Sunday, April 17, 2022

One Sunday morning

in church and I was little, squirming in the polished pews, my baby brother crawling under the seats, popping up like a prairie dog between the other church-goers' feet, the irritated sighs and judgmental whispers, and no one in my pew capable of fixing the situation. Embarrassed, I stalked outside and did flips on the metal railing by the rectory until a priest caught me and asked why I was skipping mass, 

but how could I verbalize back then my shame? For my brother who was too young to feel it. For my parents who were old enough but didn't seem to feel it either. And who else was going to take on the feeling but me, and what an expert I became at that. Regardless, 

it wasn't a good reason to miss mass, so the priest led me back inside the church, and that was double the shame.

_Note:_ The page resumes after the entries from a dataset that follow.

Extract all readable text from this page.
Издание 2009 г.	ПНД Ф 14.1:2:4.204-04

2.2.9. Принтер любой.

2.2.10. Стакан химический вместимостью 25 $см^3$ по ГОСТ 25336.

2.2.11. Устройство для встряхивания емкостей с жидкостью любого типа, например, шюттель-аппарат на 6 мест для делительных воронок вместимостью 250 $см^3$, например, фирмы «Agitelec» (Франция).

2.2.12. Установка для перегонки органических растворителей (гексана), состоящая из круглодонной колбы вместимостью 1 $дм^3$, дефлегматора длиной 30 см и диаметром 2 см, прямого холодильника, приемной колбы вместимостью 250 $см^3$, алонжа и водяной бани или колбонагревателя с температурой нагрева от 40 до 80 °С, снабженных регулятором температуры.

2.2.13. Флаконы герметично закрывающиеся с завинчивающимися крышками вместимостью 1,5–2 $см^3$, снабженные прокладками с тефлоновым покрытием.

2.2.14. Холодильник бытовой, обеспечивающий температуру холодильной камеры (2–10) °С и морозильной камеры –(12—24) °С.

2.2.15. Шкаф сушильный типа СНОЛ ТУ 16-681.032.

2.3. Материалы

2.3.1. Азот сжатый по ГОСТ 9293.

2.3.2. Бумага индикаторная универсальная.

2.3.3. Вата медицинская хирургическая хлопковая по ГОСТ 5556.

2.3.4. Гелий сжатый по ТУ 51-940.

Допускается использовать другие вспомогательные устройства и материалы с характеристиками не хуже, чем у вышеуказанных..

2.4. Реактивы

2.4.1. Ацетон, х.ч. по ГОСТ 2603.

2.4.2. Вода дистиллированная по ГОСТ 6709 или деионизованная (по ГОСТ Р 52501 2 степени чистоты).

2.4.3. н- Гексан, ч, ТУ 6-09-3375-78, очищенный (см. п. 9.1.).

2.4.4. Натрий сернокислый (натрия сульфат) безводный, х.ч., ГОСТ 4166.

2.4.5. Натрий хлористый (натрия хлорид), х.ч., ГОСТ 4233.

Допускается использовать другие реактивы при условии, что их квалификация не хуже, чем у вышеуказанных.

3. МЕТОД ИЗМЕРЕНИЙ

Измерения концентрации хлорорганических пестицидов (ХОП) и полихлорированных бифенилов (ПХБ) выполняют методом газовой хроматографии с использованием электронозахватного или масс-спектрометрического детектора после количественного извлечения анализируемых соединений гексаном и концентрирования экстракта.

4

Triple. Quadruple. The mortification blooming, swelling, replicating like a virus. Be kind to them, he told me. Forgive them. 

I did. I did. Still, sometimes I wish he'd said be kind to yourself too, for you are also worthy of forgiveness. That lesson took half a lifetime to learn and it didn't happen in church. This morning 

the two newborn mourning doves in the nest on the back porch bob their small heads, their parents, good parents, close by and mindful. My husband coos at them, and after a beat, they coo back. God only knows what they are saying, but isn't it lovely, the song.